First, as Connor Malin’s comment points out, the statement is false in general, because some manifolds can have a dense contractible open subset. A general example would be any compact manifold which has a finite cellular decomposition with a single top-dimensional cell (the interior of which is open, dense and contractible) – real and complex projective spaces, spheres, tori are in this case.

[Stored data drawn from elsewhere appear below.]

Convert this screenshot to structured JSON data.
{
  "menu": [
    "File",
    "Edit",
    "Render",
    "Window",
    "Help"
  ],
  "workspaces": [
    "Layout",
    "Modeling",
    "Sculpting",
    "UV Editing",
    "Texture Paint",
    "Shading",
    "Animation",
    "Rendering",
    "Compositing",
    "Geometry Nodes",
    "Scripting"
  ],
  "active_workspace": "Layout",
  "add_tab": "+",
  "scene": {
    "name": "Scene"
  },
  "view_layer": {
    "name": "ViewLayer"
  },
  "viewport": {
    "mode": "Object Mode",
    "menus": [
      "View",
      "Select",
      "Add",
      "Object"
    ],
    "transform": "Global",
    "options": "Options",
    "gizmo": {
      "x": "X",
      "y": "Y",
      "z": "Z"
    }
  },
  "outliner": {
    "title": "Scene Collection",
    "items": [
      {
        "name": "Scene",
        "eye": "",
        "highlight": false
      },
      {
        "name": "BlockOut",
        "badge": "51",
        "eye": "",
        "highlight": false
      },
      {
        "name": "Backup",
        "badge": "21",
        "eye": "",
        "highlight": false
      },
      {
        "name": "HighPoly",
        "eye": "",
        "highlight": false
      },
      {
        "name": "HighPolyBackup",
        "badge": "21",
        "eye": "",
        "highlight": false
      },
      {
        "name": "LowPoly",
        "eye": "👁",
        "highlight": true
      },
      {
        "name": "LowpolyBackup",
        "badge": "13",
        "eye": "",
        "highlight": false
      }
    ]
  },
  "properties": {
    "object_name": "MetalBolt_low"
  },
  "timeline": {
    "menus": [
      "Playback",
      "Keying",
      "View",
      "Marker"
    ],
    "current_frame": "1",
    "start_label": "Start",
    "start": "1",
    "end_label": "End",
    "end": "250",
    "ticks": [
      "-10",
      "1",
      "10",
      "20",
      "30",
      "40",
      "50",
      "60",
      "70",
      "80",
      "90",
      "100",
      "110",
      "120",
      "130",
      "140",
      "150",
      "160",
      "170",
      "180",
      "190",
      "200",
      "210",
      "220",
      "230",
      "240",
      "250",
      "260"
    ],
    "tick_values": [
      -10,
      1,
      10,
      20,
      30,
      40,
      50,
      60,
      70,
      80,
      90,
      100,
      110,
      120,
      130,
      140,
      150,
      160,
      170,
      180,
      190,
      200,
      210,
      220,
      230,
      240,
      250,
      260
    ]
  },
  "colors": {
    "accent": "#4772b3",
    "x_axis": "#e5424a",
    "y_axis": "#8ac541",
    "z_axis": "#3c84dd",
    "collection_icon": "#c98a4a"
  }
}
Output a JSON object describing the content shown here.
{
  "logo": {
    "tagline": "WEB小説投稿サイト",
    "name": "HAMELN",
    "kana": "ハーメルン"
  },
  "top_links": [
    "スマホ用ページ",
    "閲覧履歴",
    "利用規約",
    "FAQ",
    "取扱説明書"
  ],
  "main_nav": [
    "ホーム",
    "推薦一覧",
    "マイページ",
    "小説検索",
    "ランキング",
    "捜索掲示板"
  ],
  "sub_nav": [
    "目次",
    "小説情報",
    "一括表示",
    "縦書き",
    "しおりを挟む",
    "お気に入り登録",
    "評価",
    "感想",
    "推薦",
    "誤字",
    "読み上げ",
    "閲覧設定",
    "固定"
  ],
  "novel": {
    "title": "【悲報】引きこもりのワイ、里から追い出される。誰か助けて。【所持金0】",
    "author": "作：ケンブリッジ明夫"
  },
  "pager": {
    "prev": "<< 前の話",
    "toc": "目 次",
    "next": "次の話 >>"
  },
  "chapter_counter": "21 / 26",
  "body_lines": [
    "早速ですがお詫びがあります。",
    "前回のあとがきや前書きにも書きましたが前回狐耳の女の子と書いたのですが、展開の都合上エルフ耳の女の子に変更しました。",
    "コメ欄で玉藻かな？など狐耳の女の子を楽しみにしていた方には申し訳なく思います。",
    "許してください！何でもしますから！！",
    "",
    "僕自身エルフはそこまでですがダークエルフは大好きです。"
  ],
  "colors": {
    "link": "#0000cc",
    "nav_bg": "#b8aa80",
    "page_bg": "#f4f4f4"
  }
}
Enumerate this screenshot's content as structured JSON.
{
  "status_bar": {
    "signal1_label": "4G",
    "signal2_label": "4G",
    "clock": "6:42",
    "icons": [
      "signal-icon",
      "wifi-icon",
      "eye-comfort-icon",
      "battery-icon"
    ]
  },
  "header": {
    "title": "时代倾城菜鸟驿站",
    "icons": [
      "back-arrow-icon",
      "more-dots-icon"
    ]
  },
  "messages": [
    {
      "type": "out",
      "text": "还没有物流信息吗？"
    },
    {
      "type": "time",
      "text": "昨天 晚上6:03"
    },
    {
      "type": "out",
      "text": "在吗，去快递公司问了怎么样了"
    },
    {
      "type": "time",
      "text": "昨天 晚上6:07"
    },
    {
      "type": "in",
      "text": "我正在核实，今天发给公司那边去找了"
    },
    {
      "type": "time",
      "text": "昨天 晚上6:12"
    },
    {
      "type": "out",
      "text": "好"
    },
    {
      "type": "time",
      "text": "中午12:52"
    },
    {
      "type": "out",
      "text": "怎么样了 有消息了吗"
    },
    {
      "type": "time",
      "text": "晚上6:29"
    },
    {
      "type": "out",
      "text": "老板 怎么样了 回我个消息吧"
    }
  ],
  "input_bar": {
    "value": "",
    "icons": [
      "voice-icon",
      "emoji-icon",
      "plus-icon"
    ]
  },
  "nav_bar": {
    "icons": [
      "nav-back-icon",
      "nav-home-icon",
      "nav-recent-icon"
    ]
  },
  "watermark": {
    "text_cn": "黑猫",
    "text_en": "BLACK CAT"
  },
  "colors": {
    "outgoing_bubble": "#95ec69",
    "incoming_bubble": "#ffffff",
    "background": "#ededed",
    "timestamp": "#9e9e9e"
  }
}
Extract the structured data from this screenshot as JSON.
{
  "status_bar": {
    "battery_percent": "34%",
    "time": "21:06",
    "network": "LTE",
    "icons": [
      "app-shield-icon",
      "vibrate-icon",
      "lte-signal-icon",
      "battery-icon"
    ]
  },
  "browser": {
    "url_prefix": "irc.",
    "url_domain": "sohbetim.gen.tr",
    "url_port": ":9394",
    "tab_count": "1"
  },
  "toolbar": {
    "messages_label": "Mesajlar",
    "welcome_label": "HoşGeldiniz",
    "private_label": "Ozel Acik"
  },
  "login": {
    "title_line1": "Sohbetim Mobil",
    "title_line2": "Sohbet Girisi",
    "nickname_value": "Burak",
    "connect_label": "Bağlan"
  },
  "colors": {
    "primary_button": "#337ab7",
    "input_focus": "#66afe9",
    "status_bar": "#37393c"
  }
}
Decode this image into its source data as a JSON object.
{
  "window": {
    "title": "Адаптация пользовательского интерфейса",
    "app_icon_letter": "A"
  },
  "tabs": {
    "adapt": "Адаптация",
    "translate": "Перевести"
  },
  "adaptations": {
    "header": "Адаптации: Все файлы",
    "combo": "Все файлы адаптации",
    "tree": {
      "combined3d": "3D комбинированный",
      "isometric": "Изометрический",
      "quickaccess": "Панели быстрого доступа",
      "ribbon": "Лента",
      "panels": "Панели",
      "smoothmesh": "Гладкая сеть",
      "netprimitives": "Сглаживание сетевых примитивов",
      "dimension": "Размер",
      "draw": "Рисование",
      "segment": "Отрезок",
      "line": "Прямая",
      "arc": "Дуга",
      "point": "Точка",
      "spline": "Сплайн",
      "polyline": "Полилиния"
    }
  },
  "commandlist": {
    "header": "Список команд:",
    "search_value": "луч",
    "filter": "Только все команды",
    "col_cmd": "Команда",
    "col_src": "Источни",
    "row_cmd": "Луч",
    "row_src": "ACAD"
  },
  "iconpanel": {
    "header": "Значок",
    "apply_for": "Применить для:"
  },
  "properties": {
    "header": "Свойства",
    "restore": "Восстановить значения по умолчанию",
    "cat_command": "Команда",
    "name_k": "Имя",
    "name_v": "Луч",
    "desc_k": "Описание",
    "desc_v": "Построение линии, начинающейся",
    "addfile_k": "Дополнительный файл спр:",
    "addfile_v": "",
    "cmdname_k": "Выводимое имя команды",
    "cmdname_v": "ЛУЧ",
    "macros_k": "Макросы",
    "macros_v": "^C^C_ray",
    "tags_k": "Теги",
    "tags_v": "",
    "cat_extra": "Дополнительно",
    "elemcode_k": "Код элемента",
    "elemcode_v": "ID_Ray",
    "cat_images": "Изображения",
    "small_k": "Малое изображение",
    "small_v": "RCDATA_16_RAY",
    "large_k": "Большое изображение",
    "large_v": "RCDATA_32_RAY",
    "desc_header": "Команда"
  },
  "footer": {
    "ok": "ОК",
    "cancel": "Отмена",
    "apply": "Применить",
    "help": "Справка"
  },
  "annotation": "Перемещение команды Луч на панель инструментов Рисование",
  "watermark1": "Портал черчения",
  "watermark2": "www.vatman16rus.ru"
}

A natural restriction (not the only one) is if we require $B$ to be small enough. If $B$ is small enough, we can assume that there is a smooth, open, injective map $\pi: 3B^n \rightarrow M$ which is a diffeomorphism into its image $B’$ and such that $\pi(B^n) \supset B$.
Let $\psi:[0,3] \rightarrow [0,1]$ as a smooth function such that $\psi([0,1])=\{0\},\psi([2,3])=\{1\}$. Let, for $0 \leq t \leq 1$, $g_t: x \in 3B^n \longmapsto (1-t+t\psi(\|x\|))x \in 3B^n$. Then if $\|x\| \geq 2$, $f_t(x)=x$; $f_0(x)=x$ for any $x$; and $f_1(x)=0$ if $\|x\|=1$.
Define, for $q \in M$, $f_t(q)=q$ if $q \notin B’$, and $f_t(q)=\pi(g_t(\pi^{-1}(q)))$ if $q \in B’$. Then $f_t$ is a smooth sequene of smooth maps $M \rightarrow M$; $f_0=id$ and $f_1(B)=\{\pi(0)\}$.